486 tyle obecnie działa cechów branżowych i wielobranżowych

36 tyle działa izb rzemieślniczych, z których 27 jest w Związku Rzemiosła Polskiego

Te zmiany zasadniczo są pozytywnie oceniane przez organizacje rzemieślnicze. – Zależało nam na umożliwieniu rzemieślnikom prowadzenia działalności gospodarczej w formie spółek, przy jednoczesnym zachowaniu rodzinnego, osobistego charakteru wykonywania rzemiosła. Wszystkie spółki będą bowiem bazowały na wykorzystaniu zawodowych kwalifikacji i będą to firmy rodzinne, bo firmy rzemieślnicze to głównie firmy rodzinne ‒ komentuje nowe przepisy Elżbieta Lutow, dyrektor zespołu rozwoju przedsiębiorczości ZRP.

Okazuje się jednak, że nowe przepisy zamiast zaowocować masowym przekształcaniem jednoosobowych działalności w spółki (na etapie uchwalania nowych przepisów szacowano, że co najmniej 5 proc. rzemieślników posiadających uprawnienia zawodowe złoży wniosek o zarejestrowanie spółki prawa handlowego do KRS, co wygeneruje około 10,5 tys. spraw o pierwszy wpis), dały taki efekt, że w pierwszych dniach stycznia do izb rzemieślniczych zaczęły zgłaszać się przede wszystkim osoby, które chcą uzyskać potwierdzenie, że mogą działać jak rzemieślnicy.

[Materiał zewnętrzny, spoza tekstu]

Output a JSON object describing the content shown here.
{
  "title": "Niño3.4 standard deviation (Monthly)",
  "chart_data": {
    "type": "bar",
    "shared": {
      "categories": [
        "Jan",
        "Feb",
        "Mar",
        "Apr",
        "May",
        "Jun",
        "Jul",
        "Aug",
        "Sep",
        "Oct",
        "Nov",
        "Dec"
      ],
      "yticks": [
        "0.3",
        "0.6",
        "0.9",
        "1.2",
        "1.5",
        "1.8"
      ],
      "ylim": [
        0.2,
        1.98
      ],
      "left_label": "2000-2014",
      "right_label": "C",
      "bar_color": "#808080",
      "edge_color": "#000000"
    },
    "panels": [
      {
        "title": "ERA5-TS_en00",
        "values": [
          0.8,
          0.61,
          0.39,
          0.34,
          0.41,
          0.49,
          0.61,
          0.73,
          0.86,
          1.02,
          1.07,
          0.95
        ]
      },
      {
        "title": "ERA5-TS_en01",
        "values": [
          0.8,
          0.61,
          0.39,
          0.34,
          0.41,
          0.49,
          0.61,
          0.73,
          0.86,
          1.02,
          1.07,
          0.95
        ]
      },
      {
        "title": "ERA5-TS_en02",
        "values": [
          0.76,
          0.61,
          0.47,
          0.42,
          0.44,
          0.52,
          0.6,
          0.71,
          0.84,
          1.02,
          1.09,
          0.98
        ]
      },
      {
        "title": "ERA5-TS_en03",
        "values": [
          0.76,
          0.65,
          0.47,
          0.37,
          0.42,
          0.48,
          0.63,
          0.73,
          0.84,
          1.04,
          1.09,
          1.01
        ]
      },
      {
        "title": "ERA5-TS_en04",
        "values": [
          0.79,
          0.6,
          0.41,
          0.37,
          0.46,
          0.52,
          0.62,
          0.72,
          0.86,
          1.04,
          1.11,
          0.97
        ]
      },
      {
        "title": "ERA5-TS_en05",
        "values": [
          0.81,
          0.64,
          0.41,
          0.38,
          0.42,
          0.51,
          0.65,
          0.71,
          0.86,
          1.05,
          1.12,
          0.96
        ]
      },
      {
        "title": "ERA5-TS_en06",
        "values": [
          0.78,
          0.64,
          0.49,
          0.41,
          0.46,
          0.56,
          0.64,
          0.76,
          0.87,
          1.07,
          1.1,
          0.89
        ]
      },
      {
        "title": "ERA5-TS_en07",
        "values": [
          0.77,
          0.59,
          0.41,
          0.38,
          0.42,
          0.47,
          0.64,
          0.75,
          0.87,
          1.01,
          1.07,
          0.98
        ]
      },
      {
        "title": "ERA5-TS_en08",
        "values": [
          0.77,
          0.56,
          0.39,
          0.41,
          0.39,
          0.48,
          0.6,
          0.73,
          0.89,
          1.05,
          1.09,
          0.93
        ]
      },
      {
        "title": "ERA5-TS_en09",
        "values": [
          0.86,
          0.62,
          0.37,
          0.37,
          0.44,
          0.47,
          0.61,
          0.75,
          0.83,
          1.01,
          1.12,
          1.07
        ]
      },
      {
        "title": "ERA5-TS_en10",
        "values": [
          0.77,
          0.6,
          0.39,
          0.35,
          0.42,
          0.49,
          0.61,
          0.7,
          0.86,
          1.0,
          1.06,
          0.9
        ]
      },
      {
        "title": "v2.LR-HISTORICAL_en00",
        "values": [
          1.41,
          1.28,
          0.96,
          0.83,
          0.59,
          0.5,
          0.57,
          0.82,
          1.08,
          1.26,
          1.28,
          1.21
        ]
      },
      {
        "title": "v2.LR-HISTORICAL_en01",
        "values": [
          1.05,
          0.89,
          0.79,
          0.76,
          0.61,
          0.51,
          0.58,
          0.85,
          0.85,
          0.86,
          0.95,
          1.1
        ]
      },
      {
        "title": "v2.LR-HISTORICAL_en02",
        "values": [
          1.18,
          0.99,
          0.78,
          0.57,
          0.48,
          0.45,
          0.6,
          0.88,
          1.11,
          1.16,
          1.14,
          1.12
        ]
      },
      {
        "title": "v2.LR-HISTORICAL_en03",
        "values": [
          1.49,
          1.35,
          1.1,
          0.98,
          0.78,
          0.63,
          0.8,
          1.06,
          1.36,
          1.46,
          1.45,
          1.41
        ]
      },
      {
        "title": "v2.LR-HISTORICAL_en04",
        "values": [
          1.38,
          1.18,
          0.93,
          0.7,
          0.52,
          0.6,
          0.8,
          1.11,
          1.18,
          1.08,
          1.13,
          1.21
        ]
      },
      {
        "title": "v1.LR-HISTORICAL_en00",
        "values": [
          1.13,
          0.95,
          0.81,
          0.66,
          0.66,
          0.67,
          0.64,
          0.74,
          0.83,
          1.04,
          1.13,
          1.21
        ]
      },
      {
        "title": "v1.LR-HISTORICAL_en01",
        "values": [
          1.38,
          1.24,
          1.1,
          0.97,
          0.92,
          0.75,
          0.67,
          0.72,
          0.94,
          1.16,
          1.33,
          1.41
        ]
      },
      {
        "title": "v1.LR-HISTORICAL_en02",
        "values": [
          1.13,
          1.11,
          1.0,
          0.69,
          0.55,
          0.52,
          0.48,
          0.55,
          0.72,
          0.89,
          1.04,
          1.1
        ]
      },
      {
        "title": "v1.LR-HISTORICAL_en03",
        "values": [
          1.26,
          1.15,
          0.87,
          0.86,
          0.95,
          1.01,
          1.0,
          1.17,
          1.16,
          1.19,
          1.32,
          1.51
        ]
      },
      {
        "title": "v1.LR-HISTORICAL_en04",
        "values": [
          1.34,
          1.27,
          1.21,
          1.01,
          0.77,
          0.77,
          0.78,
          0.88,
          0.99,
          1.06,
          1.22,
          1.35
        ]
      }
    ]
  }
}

– Mowa o przedsiębiorcach, którzy w ostatnich latach z jednoosobowej działalności przekształcili się w spółki, niekiedy nawet nie mając świadomości, że w ten sposób utracili status rzemieślnika. Kolejną sporą grupę zgłaszających się do nas stanowią przedsiębiorcy, którzy trafili do izb rzemieślniczych po 2015 r., od kiedy to mogli do nich przystępować jako tzw. członkowie wpierający – informuje Andrzej Stępnikowski, zastępca dyrektora zespołu oświaty i problematyki społecznej w ZRP. Dodaje jednocześnie, że w 2017 r. doliczono się w sumie 2 tys. spółek stworzonych przez rzemieślników, co pokazuje jak bardzo potrzebne były najnowsze przepisy, a przede wszystkim zmiana definicji rzemiosła. Teraz firmy, które przystąpiły do izb nie będąc rzemieślnikami, mogą potwierdzać swój status rzemieślnika poprzez uzyskanie kwalifikacji zawodowych. Izby rzemieślnicze nie kryją, że w efekcie spodziewają się większego zainteresowanie uzyskaniem kwalifikacji czeladnika i mistrza. I tak się dzieje w wielu izbach w kraju. – Spodziewamy się potwierdzania kwalifikacji przez członków – mówi Tomasz Wika, dyrektor Wielkopolskiej Izby Rzemieślniczej w Poznaniu.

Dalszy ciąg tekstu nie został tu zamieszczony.